I am going back to RI on 9/14-9/22, to see my mom for her birthday, so all you crazy Waricians get ready. I have been taking my time writing this post and now it is Friday. I should have gotten this done as I was home without a car most of this week, and it has been 90+ out, just bearable in the house. Mike is in full swing at school, very busy, and Sean his carpool mate got sick, so I go without a car more than my share, that's the deal. Mike came home feeling very sick on Monday, flulike without a cough, but then mustered by Wednesday.

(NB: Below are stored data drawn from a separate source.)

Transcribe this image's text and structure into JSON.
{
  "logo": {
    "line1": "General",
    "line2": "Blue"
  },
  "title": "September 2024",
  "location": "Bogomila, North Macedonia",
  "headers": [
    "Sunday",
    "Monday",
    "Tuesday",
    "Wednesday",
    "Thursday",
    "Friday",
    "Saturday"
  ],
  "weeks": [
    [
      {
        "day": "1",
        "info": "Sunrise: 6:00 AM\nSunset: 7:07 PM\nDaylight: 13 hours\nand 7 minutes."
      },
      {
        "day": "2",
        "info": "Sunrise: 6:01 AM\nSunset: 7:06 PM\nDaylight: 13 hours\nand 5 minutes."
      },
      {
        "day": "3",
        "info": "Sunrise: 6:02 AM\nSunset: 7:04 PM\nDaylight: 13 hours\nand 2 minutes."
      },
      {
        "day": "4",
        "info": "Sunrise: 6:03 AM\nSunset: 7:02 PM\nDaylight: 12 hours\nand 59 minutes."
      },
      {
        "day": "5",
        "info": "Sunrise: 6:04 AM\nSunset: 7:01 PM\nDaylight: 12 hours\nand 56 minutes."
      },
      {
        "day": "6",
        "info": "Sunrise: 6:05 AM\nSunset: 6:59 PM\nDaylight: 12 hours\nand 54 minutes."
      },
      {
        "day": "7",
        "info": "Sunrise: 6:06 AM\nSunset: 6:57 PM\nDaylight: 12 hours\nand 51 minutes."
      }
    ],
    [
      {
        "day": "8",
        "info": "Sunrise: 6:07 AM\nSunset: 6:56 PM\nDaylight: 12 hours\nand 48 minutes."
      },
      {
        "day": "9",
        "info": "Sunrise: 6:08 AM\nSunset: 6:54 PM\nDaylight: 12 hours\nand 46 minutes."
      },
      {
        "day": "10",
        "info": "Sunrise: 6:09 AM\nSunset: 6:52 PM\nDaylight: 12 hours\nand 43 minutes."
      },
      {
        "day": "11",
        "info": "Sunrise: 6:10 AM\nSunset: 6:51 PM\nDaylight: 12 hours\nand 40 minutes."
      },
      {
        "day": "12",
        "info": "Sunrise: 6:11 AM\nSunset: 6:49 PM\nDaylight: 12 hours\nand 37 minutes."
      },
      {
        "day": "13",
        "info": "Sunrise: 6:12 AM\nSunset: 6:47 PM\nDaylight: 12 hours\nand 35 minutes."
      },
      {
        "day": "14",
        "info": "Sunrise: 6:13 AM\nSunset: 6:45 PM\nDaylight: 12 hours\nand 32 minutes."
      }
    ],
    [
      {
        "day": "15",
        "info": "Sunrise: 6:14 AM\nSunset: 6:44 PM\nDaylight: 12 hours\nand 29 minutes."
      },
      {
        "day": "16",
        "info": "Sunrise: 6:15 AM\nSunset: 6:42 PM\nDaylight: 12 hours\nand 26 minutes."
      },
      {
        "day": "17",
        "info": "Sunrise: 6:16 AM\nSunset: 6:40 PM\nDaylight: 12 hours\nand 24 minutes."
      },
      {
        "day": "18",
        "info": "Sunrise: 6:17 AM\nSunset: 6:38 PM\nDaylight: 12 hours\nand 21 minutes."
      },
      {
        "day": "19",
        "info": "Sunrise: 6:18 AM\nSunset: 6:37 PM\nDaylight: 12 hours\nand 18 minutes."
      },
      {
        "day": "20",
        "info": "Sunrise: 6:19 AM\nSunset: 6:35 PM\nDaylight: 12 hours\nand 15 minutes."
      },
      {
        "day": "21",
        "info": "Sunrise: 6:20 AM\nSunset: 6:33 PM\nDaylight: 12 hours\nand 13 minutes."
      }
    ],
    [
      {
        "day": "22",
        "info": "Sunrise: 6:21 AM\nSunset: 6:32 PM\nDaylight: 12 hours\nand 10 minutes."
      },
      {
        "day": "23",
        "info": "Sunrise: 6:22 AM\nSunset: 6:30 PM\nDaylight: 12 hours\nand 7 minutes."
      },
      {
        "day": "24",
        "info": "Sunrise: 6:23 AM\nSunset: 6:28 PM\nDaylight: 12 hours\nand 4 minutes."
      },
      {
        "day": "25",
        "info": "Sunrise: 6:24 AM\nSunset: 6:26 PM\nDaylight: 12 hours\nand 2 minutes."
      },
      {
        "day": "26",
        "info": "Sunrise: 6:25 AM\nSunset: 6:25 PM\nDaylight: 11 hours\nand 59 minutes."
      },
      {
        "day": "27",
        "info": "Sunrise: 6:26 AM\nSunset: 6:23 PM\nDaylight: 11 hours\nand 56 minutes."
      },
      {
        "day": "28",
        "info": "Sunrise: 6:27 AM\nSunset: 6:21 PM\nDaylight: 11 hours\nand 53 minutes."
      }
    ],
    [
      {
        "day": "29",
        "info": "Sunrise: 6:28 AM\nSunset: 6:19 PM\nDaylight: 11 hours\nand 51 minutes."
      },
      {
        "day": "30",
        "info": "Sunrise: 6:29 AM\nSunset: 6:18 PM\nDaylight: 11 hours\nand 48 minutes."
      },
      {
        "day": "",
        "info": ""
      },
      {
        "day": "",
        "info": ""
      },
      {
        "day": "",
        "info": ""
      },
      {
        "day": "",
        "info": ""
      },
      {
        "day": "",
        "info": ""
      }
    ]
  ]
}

Dana is back at work full-time, which means at least nine-hour days plus some weekend hours. And it means I have to start thinking about making dinner again, which is just not my normal way of thinking. I was getting there in spring but floundered in summer. What is frozen that I should thaw for tomorrow?

It is now tomorrow, and the chicken is thawed, and it is bad, it has been thawed for days, as it turns out. This morning, Saturday, the TNT half-marathon team did a 6-mile training walk/run. I am trying to get under a 20-minute pace and hit it at 18 minutes/mile this am, so at least that. I did 3-mile walkd 3x this week and a 5 miler on Wednesday, so a 20 mile week. And I feel fine, meaning no worse, although the hip likes to sing me the blues now and then.

This has been a strange period, with Mike taking my car at least every other day. What do I do? I cleaned house, cleaned the garage, did some gardening, the laundry is all done, but I am having a real difficult time getting into the kitchen and caring about cooking. I need to tie it all up into a menu for the week and see how that goes, but Mike and Dana have been coming in from school at odd hours, so I have that excuse.

Maybe I will start doing market research and see if I can make more money with the money I have. I've been hunkered in CDs while this neoconomics finishes playing out. I can't think of a better way to stimulate the economy than by losing all my money in the market and going to work at Carl's Jr. I have started some genealogy research, so we'll see where that goes.